De onderzoekers namen ook monsters in een gebied waar net een bosbrand was geweest, om ze te vergelijken met monsters uit nabijgelegen ongeschonden gebied. „Die willen we ook analyseren in het lab, om meer inzicht te krijgen in het effect van zulke branden op het mycelium.”

Op de recente VN-biodiversiteitsconferentie, afgelopen december in Montreal, was er maar mondjesmaat aandacht voor mycelium. „Het was dat ik op Palmyra zat, anders was ik zeker gegaan. Natuurbeschermers hebben te veel een bovengrondse bias. Beleidsmakers denken vaak dat de belangrijkste gebieden op aarde al beschermd worden. Maar bovengrondse biodiversiteitshotspots vallen lang niet altijd samen met ondergrondse biodiversiteitshotspots. In oktober nog stond er een groot artikel in Nature waaruit bleek dat naar schatting meer dan 70 procent van de biodiverse bodemhotspots buiten het bereik van huidige beschermingsinitiatieven valt.
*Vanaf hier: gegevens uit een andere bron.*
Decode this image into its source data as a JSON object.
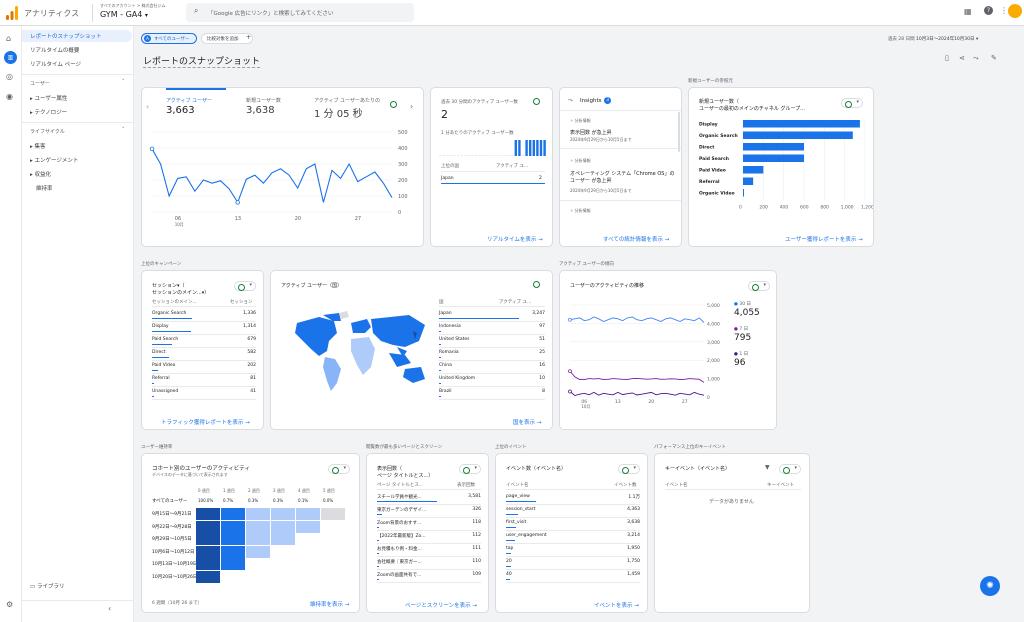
{
  "header": {
    "app_title": "アナリティクス",
    "breadcrumb": "すべてのアカウント > 株式会社ジム",
    "property": "GYM - GA4",
    "search_placeholder": "「Google 広告にリンク」と検索してみてください"
  },
  "nav": {
    "items": [
      {
        "label": "レポートのスナップショット"
      },
      {
        "label": "リアルタイムの概要"
      },
      {
        "label": "リアルタイム ページ"
      }
    ],
    "user_section": "ユーザー",
    "user_items": [
      {
        "label": "ユーザー属性"
      },
      {
        "label": "テクノロジー"
      }
    ],
    "lifecycle_section": "ライフサイクル",
    "lifecycle_items": [
      {
        "label": "集客"
      },
      {
        "label": "エンゲージメント"
      },
      {
        "label": "収益化"
      },
      {
        "label": "維持率"
      }
    ],
    "library": "ライブラリ"
  },
  "toolbar": {
    "segment_chip": "すべてのユーザー",
    "compare_chip": "比較対象を追加",
    "date_prefix": "過去 28 日間",
    "date_range": "10月3日～2024年10月30日"
  },
  "page_title": "レポートのスナップショット",
  "metrics_card": {
    "metrics": [
      {
        "label": "アクティブ ユーザー",
        "value": "3,663"
      },
      {
        "label": "新規ユーザー数",
        "value": "3,638"
      },
      {
        "label": "アクティブ ユーザーあたりの",
        "value": "1 分 05 秒"
      }
    ],
    "y_ticks": [
      "500",
      "400",
      "300",
      "200",
      "100",
      "0"
    ],
    "x_ticks": [
      "06\n10月",
      "13",
      "20",
      "27"
    ]
  },
  "realtime_card": {
    "title": "過去 30 分間のアクティブ ユーザー数",
    "value": "2",
    "per_min": "1 分あたりのアクティブ ユーザー数",
    "col1": "上位の国",
    "col2": "アクティブ ユ...",
    "rows": [
      {
        "country": "Japan",
        "value": "2"
      }
    ],
    "link": "リアルタイムを表示"
  },
  "insights_card": {
    "title": "Insights",
    "badge": "3",
    "items": [
      {
        "tag": "分析情報",
        "text": "表示回数 が急上昇",
        "date": "2024年9月29日から10月5日まで"
      },
      {
        "tag": "分析情報",
        "text": "オペレーティング システム「Chrome OS」のユーザー が急上昇",
        "date": "2024年9月29日から10月5日まで"
      },
      {
        "tag": "分析情報",
        "text": "",
        "date": ""
      }
    ],
    "link": "すべての統計情報を表示"
  },
  "new_user_section": "新規ユーザーの参照元",
  "new_user_card": {
    "title": "新規ユーザー数（",
    "subtitle": "ユーザーの最初のメインのチャネル グループ...",
    "link": "ユーザー獲得レポートを表示"
  },
  "campaign_section": "上位のキャンペーン",
  "sessions_card": {
    "title": "セッション▾（",
    "subtitle": "セッションのメイン...▾）",
    "col1": "セッションのメイン...",
    "col2": "セッション",
    "rows": [
      {
        "label": "Organic Search",
        "value": "1,336"
      },
      {
        "label": "Display",
        "value": "1,314"
      },
      {
        "label": "Paid Search",
        "value": "679"
      },
      {
        "label": "Direct",
        "value": "582"
      },
      {
        "label": "Paid Video",
        "value": "202"
      },
      {
        "label": "Referral",
        "value": "81"
      },
      {
        "label": "Unassigned",
        "value": "41"
      }
    ],
    "link": "トラフィック獲得レポートを表示"
  },
  "country_card": {
    "title": "アクティブ ユーザー（国）",
    "col1": "国",
    "col2": "アクティブ ユ...",
    "rows": [
      {
        "label": "Japan",
        "value": "3,247"
      },
      {
        "label": "Indonesia",
        "value": "97"
      },
      {
        "label": "United States",
        "value": "51"
      },
      {
        "label": "Romania",
        "value": "25"
      },
      {
        "label": "China",
        "value": "16"
      },
      {
        "label": "United Kingdom",
        "value": "10"
      },
      {
        "label": "Brazil",
        "value": "8"
      }
    ],
    "link": "国を表示"
  },
  "trend_section": "アクティブ ユーザーの傾向",
  "trend_card": {
    "title": "ユーザーのアクティビティの推移",
    "y_ticks": [
      "5,000",
      "4,000",
      "3,000",
      "2,000",
      "1,000",
      "0"
    ],
    "x_ticks": [
      "06\n10月",
      "13",
      "20",
      "27"
    ],
    "legend": [
      {
        "label": "30 日",
        "value": "4,055"
      },
      {
        "label": "7 日",
        "value": "795"
      },
      {
        "label": "1 日",
        "value": "96"
      }
    ]
  },
  "retention_section": "ユーザー維持率",
  "cohort_card": {
    "title": "コホート別のユーザーのアクティビティ",
    "subtitle": "デバイスのデータに基づいて表示されます",
    "weeks": [
      "0 週目",
      "1 週目",
      "2 週目",
      "3 週目",
      "4 週目",
      "5 週目"
    ],
    "all_label": "すべてのユーザー",
    "all_values": [
      "100.0%",
      "0.7%",
      "0.3%",
      "0.3%",
      "0.1%",
      "0.0%"
    ],
    "cohorts": [
      "9月15日～9月21日",
      "9月22日～9月28日",
      "9月29日～10月5日",
      "10月6日～10月12日",
      "10月13日～10月19日",
      "10月20日～10月26日"
    ],
    "footer": "6 週間（10月 26 まで）",
    "link": "維持率を表示"
  },
  "pages_section": "閲覧数が最も多いページとスクリーン",
  "pages_card": {
    "title": "表示回数（",
    "subtitle": "ページ タイトルとス...）",
    "col1": "ページ タイトルとス...",
    "col2": "表示回数",
    "rows": [
      {
        "label": "スチール学員や観光...",
        "value": "3,581"
      },
      {
        "label": "東京ガーデンのデザイ...",
        "value": "326"
      },
      {
        "label": "Zoom背景のおすす...",
        "value": "118"
      },
      {
        "label": "【2022年最新版】Zo...",
        "value": "112"
      },
      {
        "label": "お見積もり例・料金...",
        "value": "111"
      },
      {
        "label": "会社概要｜東京ガー...",
        "value": "110"
      },
      {
        "label": "Zoomの画面共有で...",
        "value": "109"
      }
    ],
    "link": "ページとスクリーンを表示"
  },
  "events_section": "上位のイベント",
  "events_card": {
    "title": "イベント数（イベント名）",
    "col1": "イベント名",
    "col2": "イベント数",
    "rows": [
      {
        "label": "page_view",
        "value": "1.1万"
      },
      {
        "label": "session_start",
        "value": "4,363"
      },
      {
        "label": "first_visit",
        "value": "3,638"
      },
      {
        "label": "user_engagement",
        "value": "3,214"
      },
      {
        "label": "tap",
        "value": "1,950"
      },
      {
        "label": "20",
        "value": "1,750"
      },
      {
        "label": "40",
        "value": "1,459"
      }
    ],
    "link": "イベントを表示"
  },
  "key_events_section": "パフォーマンス上位のキーイベント",
  "key_events_card": {
    "title": "キーイベント（イベント名）",
    "col1": "イベント名",
    "col2": "キーイベント",
    "empty": "データがありません"
  },
  "chart_data": [
    {
      "type": "line",
      "title": "アクティブ ユーザー",
      "x_ticks": [
        "06 10月",
        "13",
        "20",
        "27"
      ],
      "ylim": [
        0,
        500
      ],
      "series": [
        {
          "name": "アクティブ ユーザー",
          "values": [
            395,
            300,
            100,
            210,
            220,
            130,
            200,
            180,
            195,
            145,
            60,
            205,
            230,
            180,
            245,
            270,
            230,
            150,
            270,
            300,
            60,
            260,
            210,
            300,
            190,
            220,
            250,
            180,
            90
          ]
        }
      ]
    },
    {
      "type": "bar",
      "title": "1 分あたりのアクティブ ユーザー数",
      "values": [
        0,
        0,
        0,
        0,
        0,
        0,
        0,
        0,
        0,
        0,
        0,
        0,
        0,
        0,
        0,
        0,
        0,
        0,
        0,
        0,
        0,
        1,
        1,
        0,
        1,
        1,
        1,
        1,
        1,
        1
      ]
    },
    {
      "type": "bar",
      "orientation": "horizontal",
      "title": "新規ユーザー数",
      "categories": [
        "Display",
        "Organic Search",
        "Direct",
        "Paid Search",
        "Paid Video",
        "Referral",
        "Organic Video"
      ],
      "values": [
        1150,
        1080,
        600,
        600,
        200,
        100,
        5
      ],
      "x_ticks": [
        "0",
        "200",
        "400",
        "600",
        "800",
        "1,000",
        "1,200"
      ],
      "xlim": [
        0,
        1200
      ]
    },
    {
      "type": "line",
      "title": "ユーザーのアクティビティの推移",
      "ylim": [
        0,
        5000
      ],
      "x_ticks": [
        "06 10月",
        "13",
        "20",
        "27"
      ],
      "series": [
        {
          "name": "30 日",
          "values": [
            4200,
            4250,
            4300,
            4150,
            4200,
            4350,
            4250,
            4100,
            4200,
            4300,
            4250,
            4150,
            4300,
            4350,
            4200,
            4150,
            4250,
            4300,
            4200,
            4100,
            4250,
            4300,
            4200,
            4100,
            4250,
            4200,
            4150,
            4300,
            4055
          ]
        },
        {
          "name": "7 日",
          "values": [
            1400,
            1100,
            950,
            950,
            1000,
            980,
            1000,
            950,
            960,
            1000,
            980,
            960,
            950,
            1000,
            1010,
            990,
            970,
            980,
            1000,
            960,
            970,
            990,
            980,
            950,
            960,
            1000,
            980,
            960,
            795
          ]
        },
        {
          "name": "1 日",
          "values": [
            300,
            80,
            150,
            200,
            120,
            250,
            100,
            200,
            150,
            120,
            250,
            130,
            180,
            220,
            110,
            150,
            200,
            250,
            120,
            180,
            200,
            150,
            100,
            200,
            160,
            120,
            250,
            150,
            96
          ]
        }
      ]
    },
    {
      "type": "heatmap",
      "title": "コホート別のユーザーのアクティビティ",
      "rows": [
        "9月15日～9月21日",
        "9月22日～9月28日",
        "9月29日～10月5日",
        "10月6日～10月12日",
        "10月13日～10月19日",
        "10月20日～10月26日"
      ],
      "columns": [
        "0 週目",
        "1 週目",
        "2 週目",
        "3 週目",
        "4 週目",
        "5 週目"
      ],
      "levels": [
        [
          1,
          0.7,
          0.3,
          0.3,
          0.3,
          0.1
        ],
        [
          1,
          0.7,
          0.3,
          0.3,
          0.3,
          null
        ],
        [
          1,
          0.7,
          0.3,
          0.3,
          null,
          null
        ],
        [
          1,
          0.7,
          0.3,
          null,
          null,
          null
        ],
        [
          1,
          0.7,
          null,
          null,
          null,
          null
        ],
        [
          1,
          null,
          null,
          null,
          null,
          null
        ]
      ]
    }
  ]
}
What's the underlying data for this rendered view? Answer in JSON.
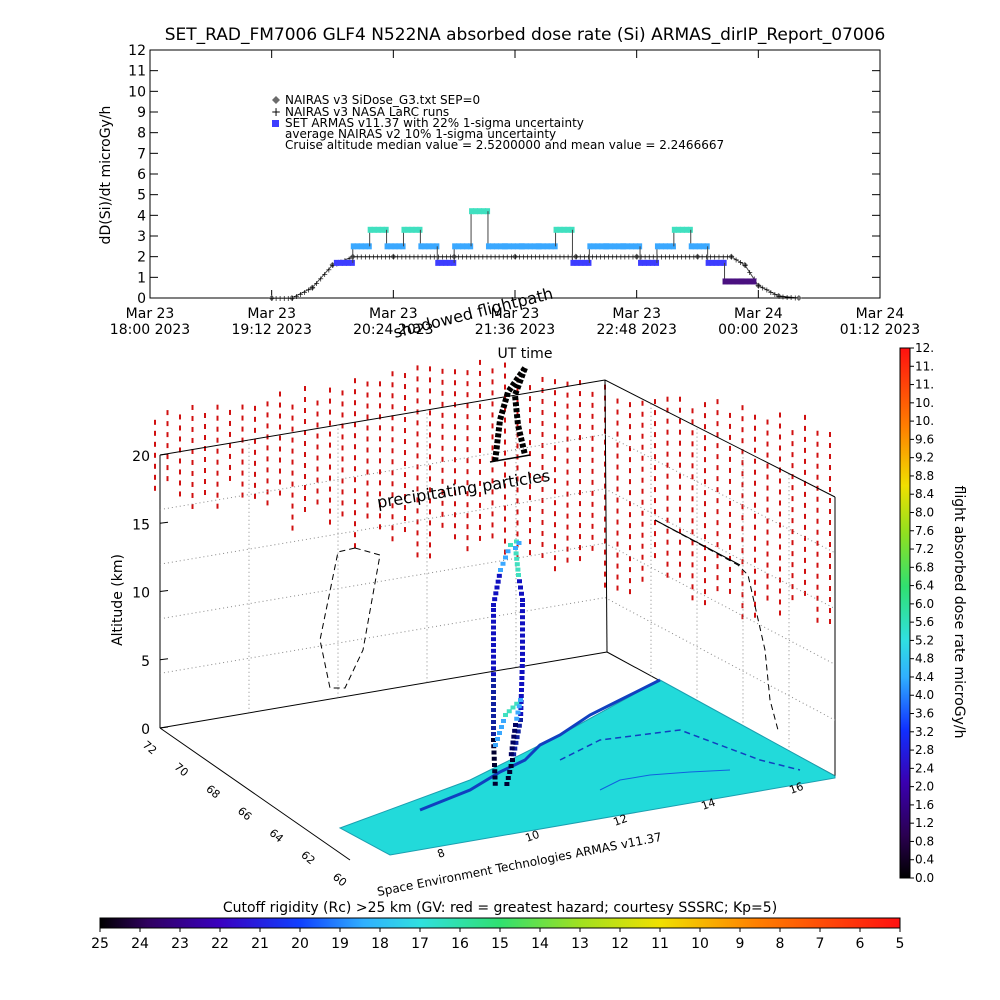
{
  "title": "SET_RAD_FM7006  GLF4 N522NA absorbed dose rate (Si) ARMAS_dirIP_Report_07006",
  "top_chart": {
    "ylabel": "dD(Si)/dt microGy/h",
    "xlabel": "UT time",
    "y_ticks": [
      "0",
      "1",
      "2",
      "3",
      "4",
      "5",
      "6",
      "7",
      "8",
      "9",
      "10",
      "11",
      "12"
    ],
    "x_ticks": [
      {
        "line1": "Mar 23",
        "line2": "18:00 2023"
      },
      {
        "line1": "Mar 23",
        "line2": "19:12 2023"
      },
      {
        "line1": "Mar 23",
        "line2": "20:24 2023"
      },
      {
        "line1": "Mar 23",
        "line2": "21:36 2023"
      },
      {
        "line1": "Mar 23",
        "line2": "22:48 2023"
      },
      {
        "line1": "Mar 24",
        "line2": "00:00 2023"
      },
      {
        "line1": "Mar 24",
        "line2": "01:12 2023"
      }
    ],
    "legend": [
      "NAIRAS v3 SiDose_G3.txt SEP=0",
      "NAIRAS v3 NASA LaRC runs",
      "SET ARMAS v11.37 with 22% 1-sigma uncertainty",
      "average NAIRAS v2 10% 1-sigma uncertainty",
      "Cruise altitude median value = 2.5200000 and mean value = 2.2466667"
    ]
  },
  "chart_data": [
    {
      "type": "scatter",
      "title": "SET_RAD_FM7006  GLF4 N522NA absorbed dose rate (Si) ARMAS_dirIP_Report_07006",
      "xlabel": "UT time",
      "ylabel": "dD(Si)/dt microGy/h",
      "xlim": [
        "2023-03-23 18:00",
        "2023-03-24 01:12"
      ],
      "ylim": [
        0,
        12
      ],
      "series": [
        {
          "name": "NAIRAS v3 SiDose_G3.txt SEP=0",
          "x": [
            "2023-03-23 19:12",
            "2023-03-23 19:24",
            "2023-03-23 19:36",
            "2023-03-23 19:48",
            "2023-03-23 20:00",
            "2023-03-23 20:24",
            "2023-03-23 21:00",
            "2023-03-23 21:36",
            "2023-03-23 22:12",
            "2023-03-23 22:48",
            "2023-03-23 23:24",
            "2023-03-23 23:44",
            "2023-03-23 23:52",
            "2023-03-24 00:00",
            "2023-03-24 00:12",
            "2023-03-24 00:24"
          ],
          "y": [
            0,
            0,
            0.5,
            1.6,
            2.0,
            2.0,
            2.0,
            2.0,
            2.0,
            2.0,
            2.0,
            2.0,
            1.6,
            0.6,
            0.1,
            0
          ]
        },
        {
          "name": "SET ARMAS v11.37 with 22% 1-sigma uncertainty",
          "x": [
            "2023-03-23 19:50",
            "2023-03-23 20:00",
            "2023-03-23 20:10",
            "2023-03-23 20:20",
            "2023-03-23 20:30",
            "2023-03-23 20:40",
            "2023-03-23 20:50",
            "2023-03-23 21:00",
            "2023-03-23 21:10",
            "2023-03-23 21:20",
            "2023-03-23 21:30",
            "2023-03-23 21:40",
            "2023-03-23 21:50",
            "2023-03-23 22:00",
            "2023-03-23 22:10",
            "2023-03-23 22:20",
            "2023-03-23 22:30",
            "2023-03-23 22:40",
            "2023-03-23 22:50",
            "2023-03-23 23:00",
            "2023-03-23 23:10",
            "2023-03-23 23:20",
            "2023-03-23 23:30",
            "2023-03-23 23:40",
            "2023-03-23 23:50"
          ],
          "y": [
            1.7,
            2.5,
            3.3,
            2.5,
            3.3,
            2.5,
            1.7,
            2.5,
            4.2,
            2.5,
            2.5,
            2.5,
            2.5,
            3.3,
            1.7,
            2.5,
            2.5,
            2.5,
            1.7,
            2.5,
            3.3,
            2.5,
            1.7,
            0.8,
            0.8
          ]
        }
      ]
    },
    {
      "type": "heatmap",
      "xlabel": "",
      "ylabel": "Altitude (km)",
      "z_ticks": [
        "0",
        "5",
        "10",
        "15",
        "20"
      ],
      "lat_ticks": [
        "72",
        "70",
        "68",
        "66",
        "64",
        "62",
        "60"
      ],
      "lon_ticks": [
        "8",
        "10",
        "12",
        "14",
        "16"
      ]
    }
  ],
  "annotations": {
    "shadowed_flightpath": "shadowed flightpath",
    "precipitating_particles": "precipitating particles",
    "credit": "Space Environment Technologies ARMAS v11.37"
  },
  "colorbar_right": {
    "title": "flight absorbed dose rate microGy/h",
    "ticks": [
      "0.0",
      "0.4",
      "0.8",
      "1.2",
      "1.6",
      "2.0",
      "2.4",
      "2.8",
      "3.2",
      "3.6",
      "4.0",
      "4.4",
      "4.8",
      "5.2",
      "5.6",
      "6.0",
      "6.4",
      "6.8",
      "7.2",
      "7.6",
      "8.0",
      "8.4",
      "8.8",
      "9.2",
      "9.6",
      "10.",
      "10.",
      "11.",
      "11.",
      "12."
    ]
  },
  "colorbar_bottom": {
    "title": "Cutoff rigidity (Rc) >25 km (GV: red = greatest hazard; courtesy SSSRC; Kp=5)",
    "ticks": [
      "25",
      "24",
      "23",
      "22",
      "21",
      "20",
      "19",
      "18",
      "17",
      "16",
      "15",
      "14",
      "13",
      "12",
      "11",
      "10",
      "9",
      "8",
      "7",
      "6",
      "5"
    ]
  },
  "colors": {
    "nairas": "#6b6b6b",
    "armas": "#3d3dff",
    "armas_high": "#40e0c0",
    "armas_mid": "#3aa8ff",
    "armas_low": "#1010c0",
    "red_dash": "#d01010",
    "map_fill": "#22dada"
  }
}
Daarbij moet je bijvoorbeeld denken aan toendra’s en boreale bossen, maar ook aan savannes en verwoestijnde gebieden.”

Toby Kiers verzamelt monsters in de Italiaanse Apennijnen.

Foto Seth Carnil

Lezingen en excursies

Kiers is een groot pleitbezorger van de ondergrond. Ze schrijft opinieartikelen, geeft lezingen en organiseert excursies met de Society for the Protection of Underground Networks. „We hebben een sterkere stem nodig, moeten zichtbaarder worden om beleidsmakers te kunnen bereiden. Bij de meest recente klimaatmars waren we ook aanwezig in blauwe jumpsuits met ‘Protect the underground’ op onze rug, en kinderen die borden met ‘No fungi no future’ omhoog hielden. De jeugd is heel belangrijk.”

Zelf loopt Kiers nog altijd graag op blote voeten of – als er te veel bloedzuigers in de buurt zijn – op sandalen. „Ik houd ervan de connectie met de ondergrond te voelen. Al mijn zintuigen staan op scherp; als ik een bodemmonster neem kan ik het nooit laten om er ook aan te ruiken. Cosmo Sheldrake, de broer van Merlin, was met ons mee op veldwerk in Chili, en heeft microfoons in de bodem gehangen om te luisteren naar al het ondergrondse leven. Toen ik daar op mijn knieën zat met een koptelefoon op kreeg ik kippenvel. Alsof er een heel orkest aan het spelen was.”

Langzaamaan wordt de technologie ontwikkeld om de ondergrond beter in kaart te brengen, zegt Kiers. „Denk aan 3D-scanners, microsensoren… Mijn hoop is dat we de ondergrond net zo intensief gaan onderzoeken als de ruimte.